Baseball Card of the Week: Wellemeyer's Rookie Card

Ahhh. Welcome to Friday.

You know, Loverboy may have believed that everyone worked for the weekend, but I happen to know differently. We don't work for the weekend. We work for the Baseball Card of the Week. And you know what? I'll bet Loverboy knew it, too. It just doesn't have the right number of syllables.

What I have for you today comes to us from a man named Steve from South Carolina. He included neither a last name nor a city, so I can't narrow it down any further than that, but thank you to Steve anyway.

This week's Card of the Week is a 2003 Todd Wellemeyer card by Upper Deck. This was a timely submission, with as good as Wellemeyer has been for the Cardinals, both for the year as a whole and, especially, down the stretch, where so many other of their pitchers have faded. There was a great discussion yesterday over at Viva El Birdos on the possibility of extending Welley, rather than simply going year to year with him.

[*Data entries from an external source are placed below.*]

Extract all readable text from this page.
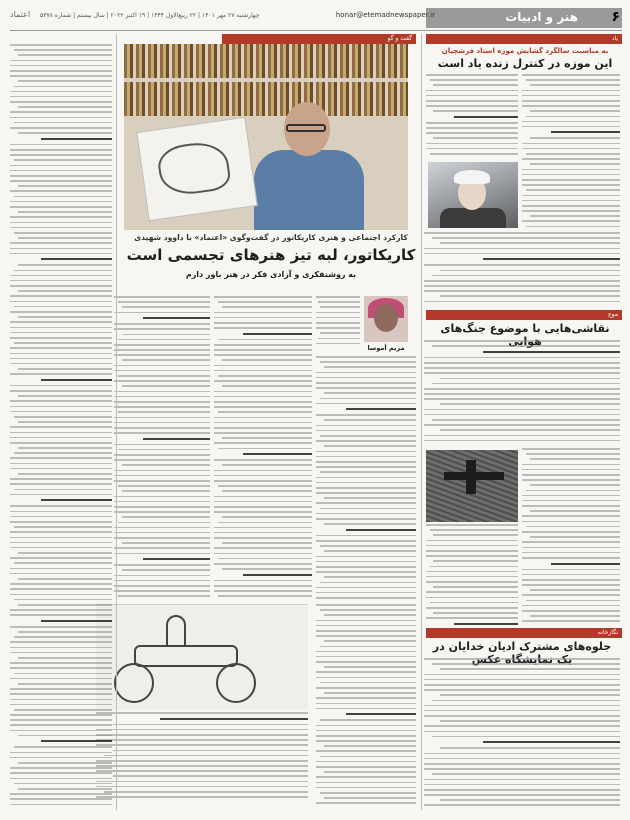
۶
هنر و ادبیات
honar@etemadnewspaper.ir
چهارشنبه ۲۷ مهر ۱۴۰۱ | ۲۲ ربیع‌الاول ۱۴۴۴ | ۱۹ اکتبر ۲۰۲۲ | سال بیستم | شماره ۵۳۷۸
اعتماد
یاد
به مناسبت سالگرد گشایش موزه استاد فرشچیان
این موزه در کنترل زنده یاد است
موج
نقاشی‌هایی با موضوع جنگ‌های
نگارخانه
جلوه‌های مشترک ادیان خدایان در
گفت و گو
کارکرد اجتماعی و هنری کاریکاتور در گفت‌وگوی «اعتماد» با داوود شهیدی
کاریکاتور، لبه تیز هنرهای تجسمی است
به روشنفکری و آزادی فکر در هنر باور دارم
مریم آموسا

2003 just so happened to be Wellemeyer's rookie campaign. At the beginning of the season, he was a fresh-faced, flame-throwing starter prospect in the Cubs' farm system. By the end of it, he was tagged as being a future bullpen star for Chicago, with lots of "closer of the future" talk being bandied about.

Of course, as Cardinal fans, what we recall most about those years of Cubbie bullpens were the constant blown leads, the Kyle Farnsworth implosions, the 125-pitch starter's pitch counts, both because Dusty was afraid to go to the bullpen and because, well, he is Dusty.

The story of Todd Wellemeyer's career, and his success or lack thereof, has always been the story of the walk. When Wellemeyer throws strikes, he's always been effective. When he doesn't, well, that's how a guy with the kind of arm he has gets released by the Kansas City Royals.

He's walked the lowest number of batters in his entire career this season, with under 3.00 per 9 innings. Compare that to his historical numbers, when he walked in excess of 5 (!) batters per nine innings, and it just isn't all that complicated. Sometimes the easy answer is the right answer.